Distance Running and Cherry Juice

In the last post I talked about how consumption of tart cherry juice decreased muscle soreness and reduced strength loss following eccentric induced muscle damage. However, my eccentric induced muscle damage comes from running downhill on rocky trails, not in the weight room. So, can tart cherry juice help that?

Long distance running (and racing) is known to cause acute muscle damage resulting in inflammation and decreased force production. There have been a number of proposed mechanisms to explain what happens. One theory is that there is myofibril (the sliding filaments in muscle) disruption which triggers a local inflammatory response which exacerbates the muscle damage. There is also free radical production which can cause secondary damage and further contribute to the already lowered force generating ability. Not a good thing. NSAIDs are used during (or after) competition to prevent or reduce pain during a race (I know, my husband is a user and I’ve been known to imbibe on occasion, albeit only when I am desperate). There are of course numerous potential adverse (and even life threatening) side effects of consuming NSAIDs during an endurance event--renal failure, gastrointestinal discomfort, to name a few. But sometimes the occasional ibuprofen can save the day.

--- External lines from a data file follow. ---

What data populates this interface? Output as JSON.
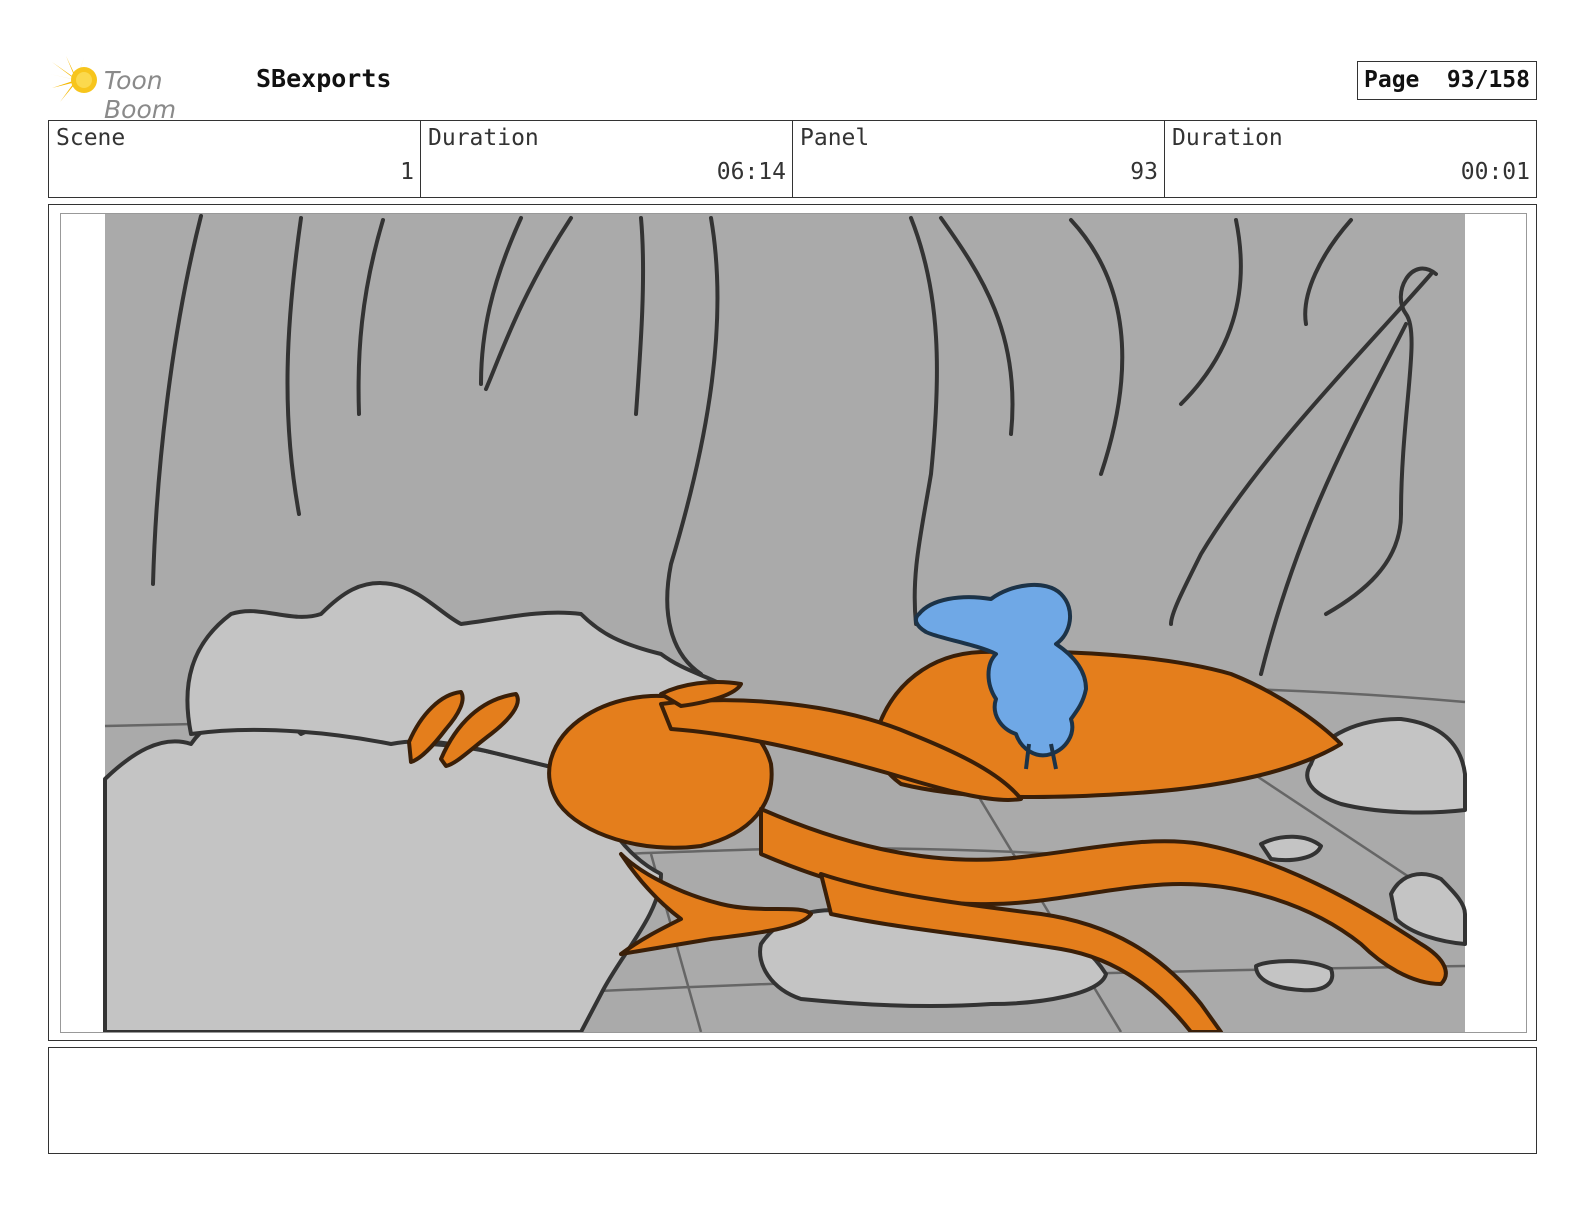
{
  "header": {
    "logo_text": "Toon Boom",
    "project_name": "SBexports",
    "page_label": "Page",
    "page_value": "93/158"
  },
  "info": {
    "scene_label": "Scene",
    "scene_value": "1",
    "scene_duration_label": "Duration",
    "scene_duration_value": "06:14",
    "panel_label": "Panel",
    "panel_value": "93",
    "panel_duration_label": "Duration",
    "panel_duration_value": "00:01"
  },
  "panel": {
    "image_icon": "storyboard-sketch",
    "colors": {
      "background": "#aaaaaa",
      "rocks": "#c4c4c4",
      "orange_character": "#e47e1c",
      "blue_character": "#6fa8e6",
      "line": "#333333"
    }
  },
  "notes": {
    "text": ""
  }
}
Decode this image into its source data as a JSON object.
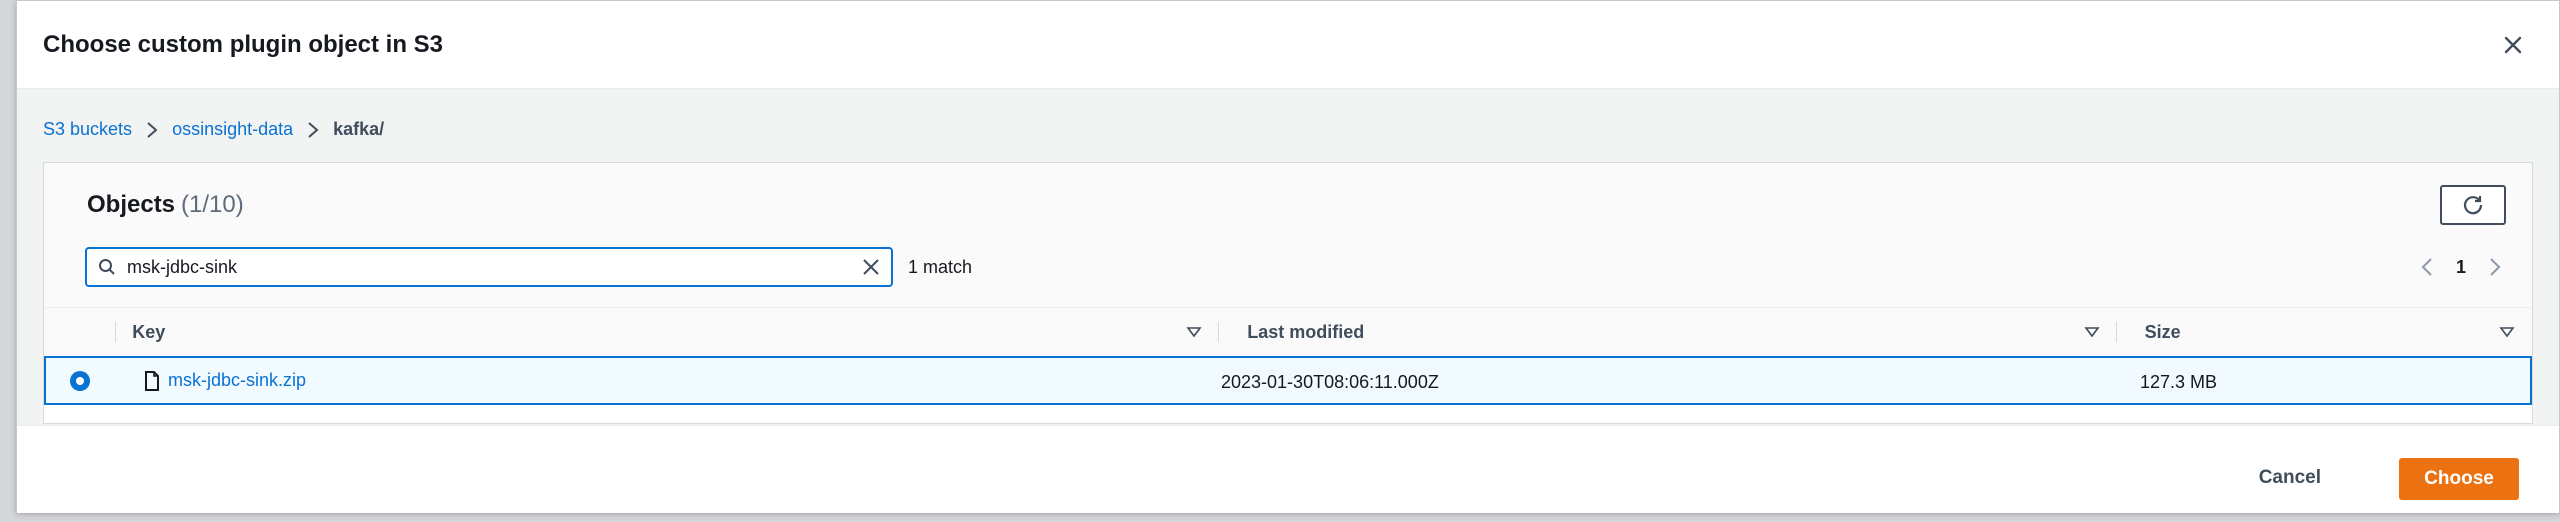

Well, move over NSAIDs and welcome tart cherry juice.

Tart cherries (as previously mentioned) are a good source of phenolic compounds with high levels of antioxidant and anti-inflammatory activity. Thus, it is plausible that cherry consumption before and during strenuous exercise may reduce muscle damage and pain.

So, researchers put this to the test.

They did this during the Oregon Hood to Coast relay race where runners do repeated bouts of running over 315 km. It is a course that crosses two mountain ranges (i.e. lots of downhill running and thus lots of potential for muscle pain). They had 54 runners drink either a taste alike placebo or the real deal for 7 days prior to the race (1.5 cups, 2x per day - each drink was the equivalent of 45-50 cherries). They also drank 2 bottles during the race.

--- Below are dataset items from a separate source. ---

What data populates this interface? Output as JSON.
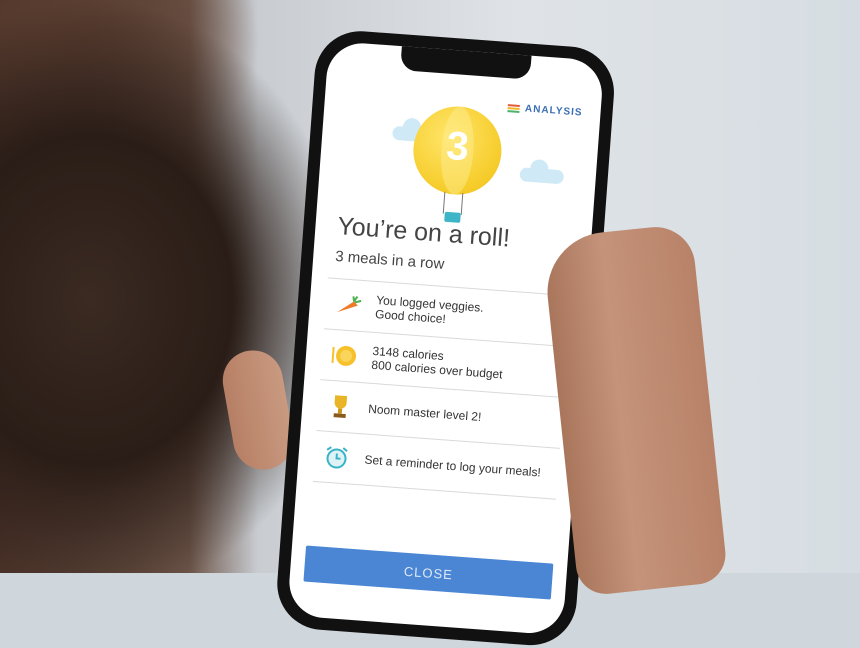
{
  "header": {
    "analysis_label": "ANALYSIS",
    "analysis_icon": "stacked-bars-icon"
  },
  "celebration": {
    "balloon_number": "3",
    "title": "You’re on a roll!",
    "subtitle": "3 meals in a row"
  },
  "items": [
    {
      "icon": "carrot-icon",
      "line1": "You logged veggies.",
      "line2": "Good choice!"
    },
    {
      "icon": "plate-icon",
      "line1": "3148 calories",
      "line2": "800 calories over budget"
    },
    {
      "icon": "trophy-icon",
      "line1": "Noom master level 2!",
      "line2": ""
    },
    {
      "icon": "alarm-clock-icon",
      "line1": "Set a reminder to log your meals!",
      "line2": ""
    }
  ],
  "footer": {
    "close_label": "CLOSE"
  },
  "colors": {
    "accent": "#4b86d4",
    "balloon": "#f6cc2a",
    "analysis": "#3b6fb5"
  }
}
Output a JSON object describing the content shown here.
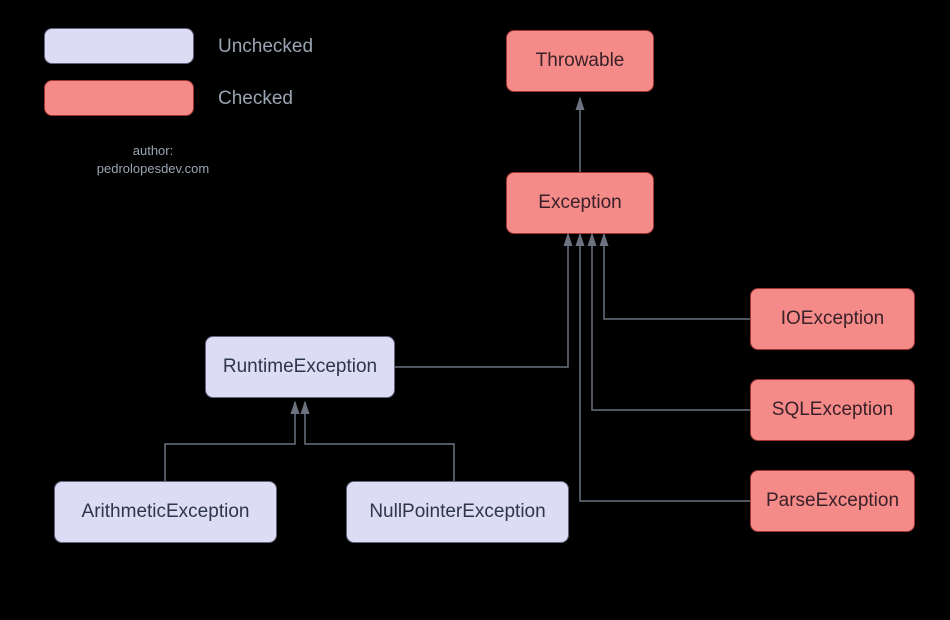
{
  "legend": {
    "unchecked_label": "Unchecked",
    "checked_label": "Checked"
  },
  "author": {
    "line1": "author:",
    "line2": "pedrolopesdev.com"
  },
  "nodes": {
    "throwable": {
      "label": "Throwable",
      "type": "checked"
    },
    "exception": {
      "label": "Exception",
      "type": "checked"
    },
    "runtime_exception": {
      "label": "RuntimeException",
      "type": "unchecked"
    },
    "arithmetic_exception": {
      "label": "ArithmeticException",
      "type": "unchecked"
    },
    "null_pointer_exception": {
      "label": "NullPointerException",
      "type": "unchecked"
    },
    "io_exception": {
      "label": "IOException",
      "type": "checked"
    },
    "sql_exception": {
      "label": "SQLException",
      "type": "checked"
    },
    "parse_exception": {
      "label": "ParseException",
      "type": "checked"
    }
  },
  "colors": {
    "unchecked_fill": "#dcdcf5",
    "checked_fill": "#f58b89",
    "connector": "#6b7280"
  },
  "chart_data": {
    "type": "tree",
    "description": "Java exception hierarchy showing checked vs unchecked exceptions",
    "edges": [
      {
        "from": "Exception",
        "to": "Throwable"
      },
      {
        "from": "RuntimeException",
        "to": "Exception"
      },
      {
        "from": "IOException",
        "to": "Exception"
      },
      {
        "from": "SQLException",
        "to": "Exception"
      },
      {
        "from": "ParseException",
        "to": "Exception"
      },
      {
        "from": "ArithmeticException",
        "to": "RuntimeException"
      },
      {
        "from": "NullPointerException",
        "to": "RuntimeException"
      }
    ],
    "categories": {
      "checked": [
        "Throwable",
        "Exception",
        "IOException",
        "SQLException",
        "ParseException"
      ],
      "unchecked": [
        "RuntimeException",
        "ArithmeticException",
        "NullPointerException"
      ]
    }
  }
}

After completing the race, both groups reported more pain (as compared to at the start), no surprise there. But the cherry guzzling group reported significantly less pain then the placebo group. The difference was actually quite impressive.... those juiced up on cherries averaged a 12 on the pain scale while those on the placebo averaged a 37 (0 is no pain, 100 is ‘most severe pain ever’).

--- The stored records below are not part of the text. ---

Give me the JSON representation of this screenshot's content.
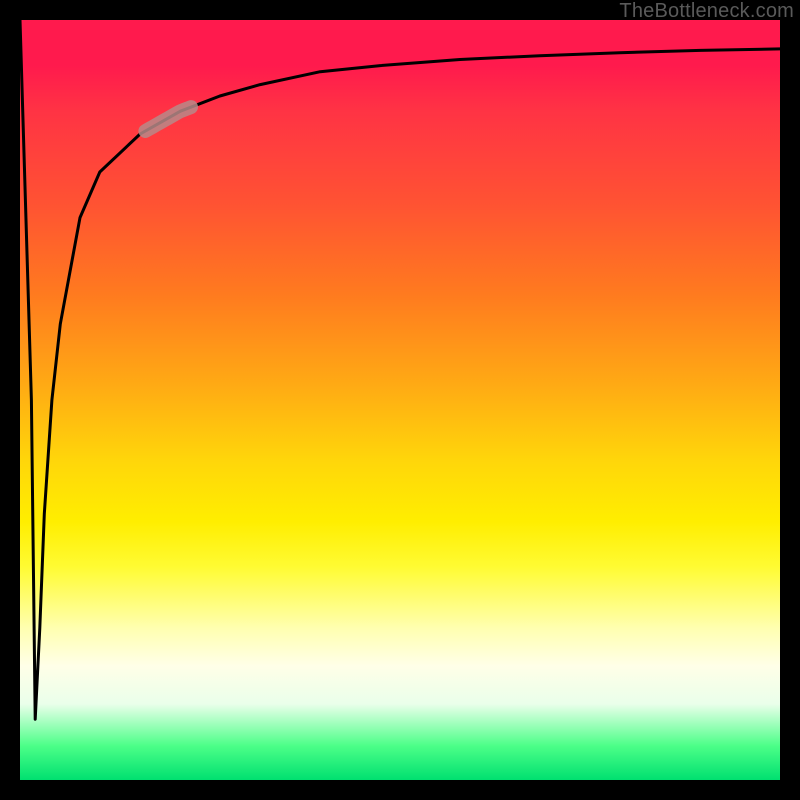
{
  "credit": "TheBottleneck.com",
  "colors": {
    "frame": "#000000",
    "curve": "#000000",
    "highlight": "#b78a88",
    "gradient_top": "#ff1a4d",
    "gradient_bottom": "#00e070"
  },
  "chart_data": {
    "type": "line",
    "title": "",
    "xlabel": "",
    "ylabel": "",
    "xlim": [
      0,
      100
    ],
    "ylim": [
      0,
      100
    ],
    "grid": false,
    "legend": false,
    "series": [
      {
        "name": "curve",
        "x": [
          0,
          1.5,
          2.0,
          2.6,
          3.2,
          4.2,
          5.3,
          7.9,
          10.5,
          15.8,
          21.1,
          26.3,
          31.6,
          39.5,
          47.4,
          57.9,
          68.4,
          78.9,
          89.5,
          100
        ],
        "values": [
          100,
          50,
          8,
          20,
          35,
          50,
          60,
          74,
          80,
          85,
          88,
          90,
          91.5,
          93.2,
          94.0,
          94.8,
          95.3,
          95.7,
          96.0,
          96.2
        ]
      }
    ],
    "annotations": [
      {
        "name": "highlight-segment",
        "x_range": [
          16.5,
          22.5
        ],
        "note": "thick pale band on curve"
      }
    ]
  }
}
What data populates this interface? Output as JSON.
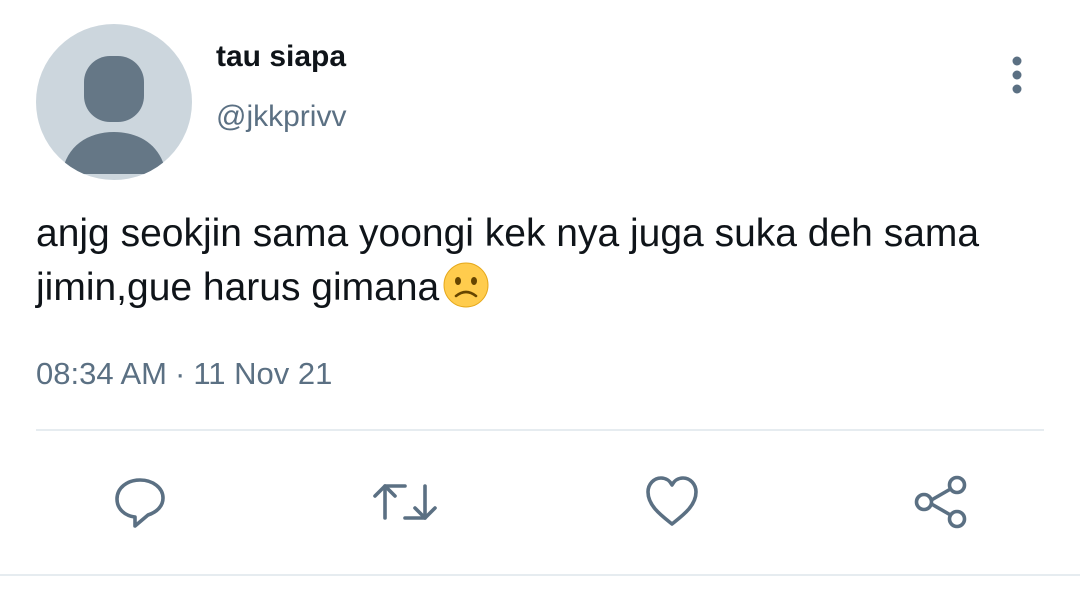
{
  "author": {
    "display_name": "tau siapa",
    "handle": "@jkkprivv",
    "avatar_icon": "default-profile-icon"
  },
  "tweet": {
    "text": "anjg seokjin sama yoongi kek nya juga suka deh sama jimin,gue harus gimana",
    "emoji": "slightly-frowning-face",
    "time": "08:34 AM",
    "separator": "·",
    "date": "11 Nov 21"
  },
  "actions": {
    "reply": "reply-icon",
    "retweet": "retweet-icon",
    "like": "heart-icon",
    "share": "share-icon",
    "more": "more-vertical-icon"
  },
  "colors": {
    "text_primary": "#0f1419",
    "text_secondary": "#5b7083",
    "avatar_bg": "#ccd6dd",
    "avatar_fg": "#657786",
    "divider": "#e6ecf0",
    "emoji_face": "#ffcc4d"
  }
}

Another study on marathon runners had a similar result. In this study, 20 recreational marathon runners drank either a juice or placebo drink for 5 days prior to, the day of and for 48 hours following a marathon run. Markers of muscle damage, muscle soreness, inflammatory markers, antioxidant status and oxidative stress were examined prior to and following the race. Isometric strength before and after was also measured.

Isometric strength recovered significantly faster, inflammation was reduced, antioxidant status was better and total oxidative stress was less in the cherry juice group. Pretty cool.

Personally, I buy and use the concentrate (I also buy frozen tart cherries to put into my smoothie). I put a couple of tablespoons into a glass of water with some ice (or even better with some Pellegrino). It really is quite tasty and refreshing.

As a side note, in 2018, I did the Leadwoman competition in Leadville, Colorado. This is a 5 race series which ends with a 100 mile run, which includes about 16,000 feet of ascending and descending. I drank loads of tart cherry juice the weeks prior and after the race. I expected to be extremely sore, but surprisingly two days later I had almost no residual musle soreness.  Part of that was doing lots of hilly training, but I do think the juice helped.